The Killing Habit: A Tom Thorne Novel
Review
The Killing Habit: A Tom Thorne Novel
THE KILLING HABIT is a book that you should linger over, but you won’t. Author Mark Billingham has provided us with yet another temptation for a one-sit reading featuring go-to character Tom Thorne and his always interesting supporting cast. He brings back Detective Inspector Nicola Tanner to provide a straight-laced, even-keeled counterpoint to Thorne’s seat-of-the-pants investigation, a plot point that makes the novel an even more addictive read than usual for the series.
Tanner, who is still emotionally reeling from the murder of her partner that took place in LOVE LIKE BLOOD, is investigating a killing that appears to be related to the popularity in London of a highly addictive new designer drug. Meanwhile, Thorne is tasked with looking into a series of cat mutilations that are occurring with increasing frequency. It’s not the type of thing with which he usually gets involved, but he starts to wonder if the feline murders are an interlude --- or perhaps a cooling down --- between killings of the hominid bipedal type. He asks Tanner for assistance while promising to help her with her own case. This he does, though it is Tanner who carries the larger 50% of the stick.
"Mark Billingham has provided us with yet another temptation for a one-sit reading featuring go-to character Tom Thorne and his always interesting supporting cast."
There is quite an intriguing mystery involving Thorne’s case, and you’ll be left guessing who is doing what while probably being wrong, wrong, wrong. As for Tanner’s case, the duo manages to turn an addict into cooperating, and though it doesn’t go quite right, it isn’t as bad as it could be, at least until the end of the novel.
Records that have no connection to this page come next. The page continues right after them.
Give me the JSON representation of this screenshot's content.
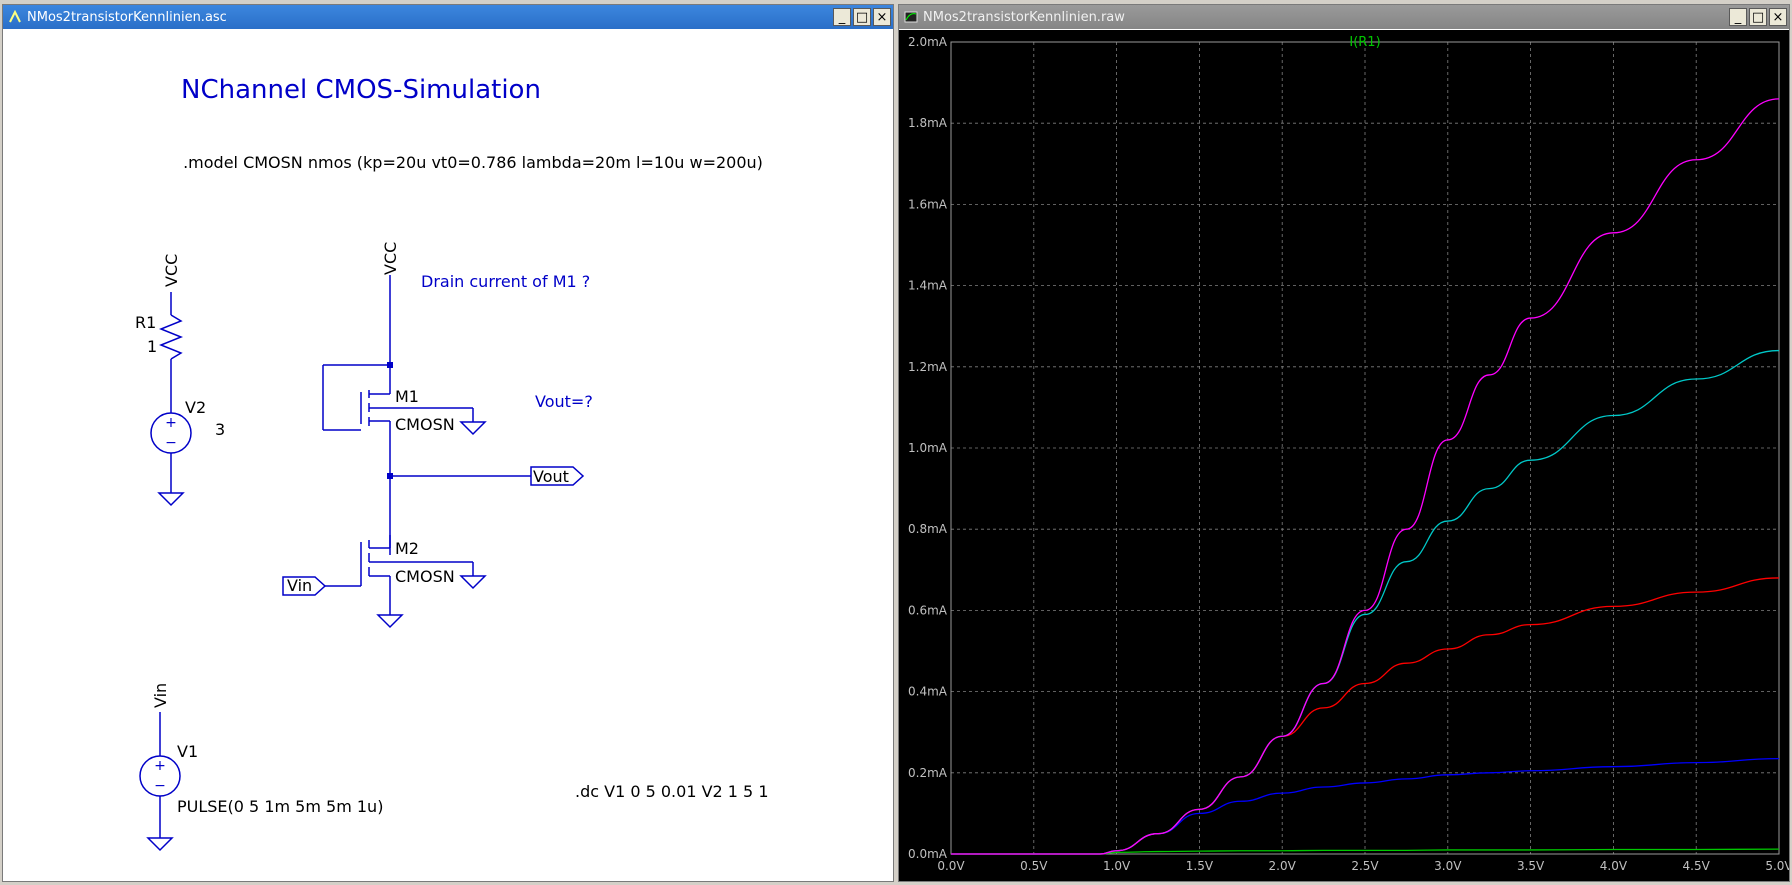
{
  "schematic_window": {
    "title": "NMos2transistorKennlinien.asc",
    "min_label": "_",
    "max_label": "□",
    "close_label": "×"
  },
  "waveform_window": {
    "title": "NMos2transistorKennlinien.raw",
    "min_label": "_",
    "max_label": "□",
    "close_label": "×"
  },
  "schematic": {
    "title": "NChannel CMOS-Simulation",
    "model_directive": ".model CMOSN nmos (kp=20u vt0=0.786 lambda=20m l=10u w=200u)",
    "question_drain": "Drain current of M1 ?",
    "question_vout": "Vout=?",
    "dc_directive": ".dc V1 0 5 0.01 V2 1 5 1",
    "vcc_label_1": "VCC",
    "vcc_label_2": "VCC",
    "r1_name": "R1",
    "r1_value": "1",
    "v2_name": "V2",
    "v2_value": "3",
    "m1_name": "M1",
    "m1_model": "CMOSN",
    "m2_name": "M2",
    "m2_model": "CMOSN",
    "vout_port": "Vout",
    "vin_port": "Vin",
    "vin_label": "Vin",
    "v1_name": "V1",
    "v1_value": "PULSE(0 5 1m 5m 5m 1u)",
    "plus_sign": "+",
    "minus_sign": "−",
    "colors": {
      "wire": "#0000c8",
      "text": "#000000",
      "comment": "#0000ff"
    }
  },
  "chart_data": {
    "type": "line",
    "title": "I(R1)",
    "xlabel": "",
    "ylabel": "",
    "xlim": [
      0,
      5
    ],
    "ylim": [
      0,
      2.0
    ],
    "x_unit": "V",
    "y_unit": "mA",
    "grid": true,
    "background": "#000000",
    "x_ticks": [
      "0.0V",
      "0.5V",
      "1.0V",
      "1.5V",
      "2.0V",
      "2.5V",
      "3.0V",
      "3.5V",
      "4.0V",
      "4.5V",
      "5.0V"
    ],
    "y_ticks": [
      "0.0mA",
      "0.2mA",
      "0.4mA",
      "0.6mA",
      "0.8mA",
      "1.0mA",
      "1.2mA",
      "1.4mA",
      "1.6mA",
      "1.8mA",
      "2.0mA"
    ],
    "x": [
      0,
      0.5,
      0.9,
      1.0,
      1.25,
      1.5,
      1.75,
      2.0,
      2.25,
      2.5,
      2.75,
      3.0,
      3.25,
      3.5,
      4.0,
      4.5,
      5.0
    ],
    "series": [
      {
        "color": "#00c800",
        "values": [
          0,
          0,
          0,
          0.004,
          0.006,
          0.007,
          0.008,
          0.008,
          0.009,
          0.009,
          0.009,
          0.01,
          0.01,
          0.01,
          0.011,
          0.011,
          0.012
        ]
      },
      {
        "color": "#0000ff",
        "values": [
          0,
          0,
          0,
          0.008,
          0.05,
          0.1,
          0.13,
          0.15,
          0.165,
          0.175,
          0.185,
          0.195,
          0.2,
          0.205,
          0.215,
          0.225,
          0.235
        ]
      },
      {
        "color": "#ff0000",
        "values": [
          0,
          0,
          0,
          0.008,
          0.05,
          0.11,
          0.19,
          0.29,
          0.36,
          0.42,
          0.47,
          0.505,
          0.54,
          0.565,
          0.61,
          0.645,
          0.68
        ]
      },
      {
        "color": "#00c8c8",
        "values": [
          0,
          0,
          0,
          0.008,
          0.05,
          0.11,
          0.19,
          0.29,
          0.42,
          0.59,
          0.72,
          0.82,
          0.9,
          0.97,
          1.08,
          1.17,
          1.24
        ]
      },
      {
        "color": "#ff00ff",
        "values": [
          0,
          0,
          0,
          0.008,
          0.05,
          0.11,
          0.19,
          0.29,
          0.42,
          0.6,
          0.8,
          1.02,
          1.18,
          1.32,
          1.53,
          1.71,
          1.86
        ]
      }
    ]
  }
}
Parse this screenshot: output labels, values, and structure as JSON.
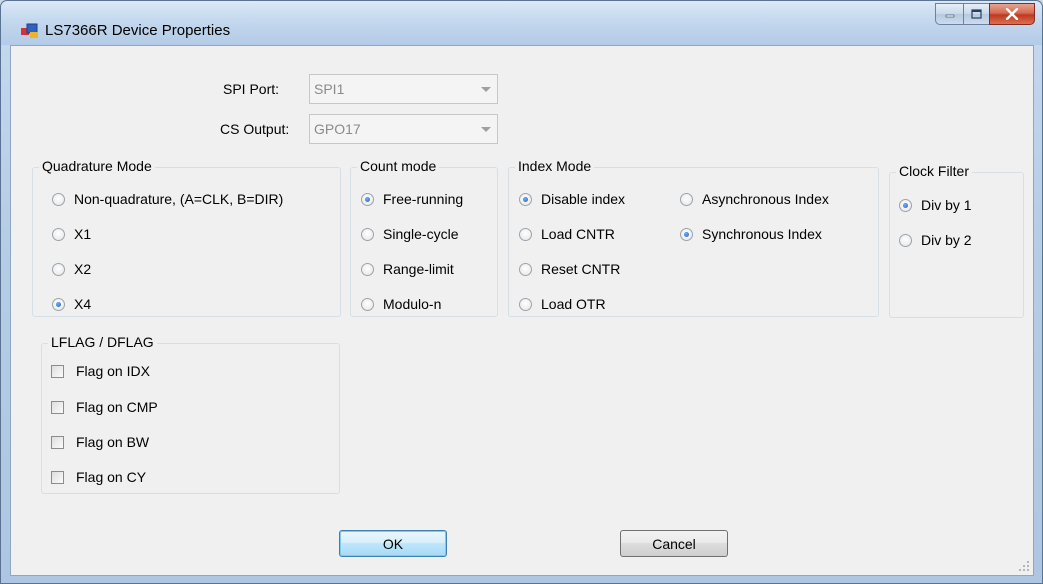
{
  "window": {
    "title": "LS7366R Device Properties"
  },
  "spi": {
    "port_label": "SPI Port:",
    "port_value": "SPI1",
    "cs_label": "CS Output:",
    "cs_value": "GPO17"
  },
  "quadrature": {
    "title": "Quadrature Mode",
    "options": [
      "Non-quadrature, (A=CLK, B=DIR)",
      "X1",
      "X2",
      "X4"
    ],
    "selected": 3
  },
  "count": {
    "title": "Count mode",
    "options": [
      "Free-running",
      "Single-cycle",
      "Range-limit",
      "Modulo-n"
    ],
    "selected": 0
  },
  "index": {
    "title": "Index Mode",
    "options": [
      "Disable index",
      "Load CNTR",
      "Reset CNTR",
      "Load OTR",
      "Asynchronous Index",
      "Synchronous Index"
    ],
    "selected": [
      0,
      5
    ]
  },
  "clock": {
    "title": "Clock Filter",
    "options": [
      "Div by 1",
      "Div by 2"
    ],
    "selected": 0
  },
  "flags": {
    "title": "LFLAG / DFLAG",
    "options": [
      "Flag on IDX",
      "Flag on CMP",
      "Flag on BW",
      "Flag on CY"
    ],
    "checked": [
      false,
      false,
      false,
      false
    ]
  },
  "buttons": {
    "ok": "OK",
    "cancel": "Cancel"
  },
  "colors": {
    "accent": "#1f5fb0",
    "close_button": "#c0391f",
    "titlebar": "#c4d8ee"
  }
}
A good deal of the book is devoted to Thorne’s personal and professional relationships. In fact, some of the best lines are provided by medical examiner Phil Hendricks, who also happens to be Thorne’s good friend. It is Hendricks who plays a brief but key role in the proceedings during the late stages of the story while giving him an opportunity to infuse some dry gallows humor into the proceedings. I so love when justice, or at least a reasonable facsimile thereof, is done. Billingham also raises some questions about using a protected witness to obtain a conviction against someone higher up on the food chain, even as he demonstrates that the best-laid plans can go awry more often than not.
THE KILLING HABIT isn’t necessarily my favorite Thorne book, but it is certainly one of them, which says something about this long-running series that is well into its second decade. Thorne doesn’t experience any major changes in this installment, but one can almost hear if not see the fault lines of his life sliding once again, and there are just enough threads left dangling to provide the entertaining grist for another story down the road. If you’re not already on board Billingham’s (almost) annual visit to Thorne’s world, you should jump on now.